A process can also run with the user ID or group ID of a file rather than those of its parent process. The mechanism that allows this is referred to as setuid (set user ID on execution) and setgid (set group ID on execution).

Regular files and directories

Regular files

QNX views a regular file as a randomly accessible sequence of bytes that has no other predefined internal structure. Application programs are responsible for understanding the structure and content of any specific regular file.

Regular files constitute the majority of files found in filesystems. Filesystems are supported by the Filesystem Manager and are implemented on top of the block special files that define disk partitions (see the section on “Raw volumes”).

Directories

A directory is a file that contains directory entries. Each directory entry associates a filename with a file. A filename is the symbolic name that lets you identify and access a file. A file may be identified by more than one filename (see the sections on “Links and inodes” and “Symbolic links”).
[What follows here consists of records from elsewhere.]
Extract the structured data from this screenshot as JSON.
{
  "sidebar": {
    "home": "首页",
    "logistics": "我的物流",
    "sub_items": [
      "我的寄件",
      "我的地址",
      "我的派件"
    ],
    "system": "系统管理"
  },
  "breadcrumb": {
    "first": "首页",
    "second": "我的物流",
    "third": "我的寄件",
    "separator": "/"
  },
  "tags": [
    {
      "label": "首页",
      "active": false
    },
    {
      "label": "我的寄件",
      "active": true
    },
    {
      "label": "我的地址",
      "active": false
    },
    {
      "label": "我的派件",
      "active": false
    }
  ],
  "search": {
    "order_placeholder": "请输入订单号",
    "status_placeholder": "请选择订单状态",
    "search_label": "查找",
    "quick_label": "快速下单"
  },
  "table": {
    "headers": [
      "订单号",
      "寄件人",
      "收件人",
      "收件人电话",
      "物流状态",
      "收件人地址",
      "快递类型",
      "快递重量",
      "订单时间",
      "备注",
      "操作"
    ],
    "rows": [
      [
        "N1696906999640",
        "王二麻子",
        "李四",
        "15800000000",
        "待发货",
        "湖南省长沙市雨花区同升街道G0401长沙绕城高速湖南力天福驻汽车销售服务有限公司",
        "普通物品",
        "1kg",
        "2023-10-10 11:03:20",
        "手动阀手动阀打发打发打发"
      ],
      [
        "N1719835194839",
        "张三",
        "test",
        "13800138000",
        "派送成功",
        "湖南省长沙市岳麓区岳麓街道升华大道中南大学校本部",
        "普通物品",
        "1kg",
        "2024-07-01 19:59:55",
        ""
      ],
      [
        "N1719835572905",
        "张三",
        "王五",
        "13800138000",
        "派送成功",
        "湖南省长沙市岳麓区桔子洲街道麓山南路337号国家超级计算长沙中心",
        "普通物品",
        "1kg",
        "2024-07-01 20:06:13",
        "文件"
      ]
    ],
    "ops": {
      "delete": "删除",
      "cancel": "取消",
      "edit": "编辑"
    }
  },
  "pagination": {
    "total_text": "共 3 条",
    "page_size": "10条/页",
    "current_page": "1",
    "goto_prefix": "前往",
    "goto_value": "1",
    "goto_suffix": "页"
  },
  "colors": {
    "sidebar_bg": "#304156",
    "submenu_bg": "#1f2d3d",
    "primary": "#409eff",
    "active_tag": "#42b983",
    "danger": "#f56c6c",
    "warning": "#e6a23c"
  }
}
The following diagram shows how the directory structure is navigated to locate the file /usr/bill/file2.

The path through the QNX directory structure to the file usr/bill/file2.

fig: ./images/dirpath.gif

Directory operations

Although a directory behaves much like a standard file, the Filesystem Manager imposes some restrictions on the operations you can perform on a directory. Specifically, you can't open a directory for writing, nor can you link to a directory with the link() function.

Reading directory entries

To read directory entries, you use a set of POSIX-defined functions that provide access to directory entries in an OS-independent fashion. These functions include:

opendir()
readdir()
rewinddir()
closedir()

Since QNX directories are simply files that contain “known” information, you can also read directory entries directly using the open() and read() functions. This technique isn't portable, however — the format of directory entries varies from operating system to operating system.

Extents

In QNX, regular files and directory files are stored as a sequence of extents. An extent is a contiguous set of blocks on disk.

Where extents are stored

Files that have only a single extent store the extent information in the directory entry. But if more than one extent is needed to hold the file, the extent location information is stored in one or more linked extent blocks. Each extent block can hold location information for up to 60 extents.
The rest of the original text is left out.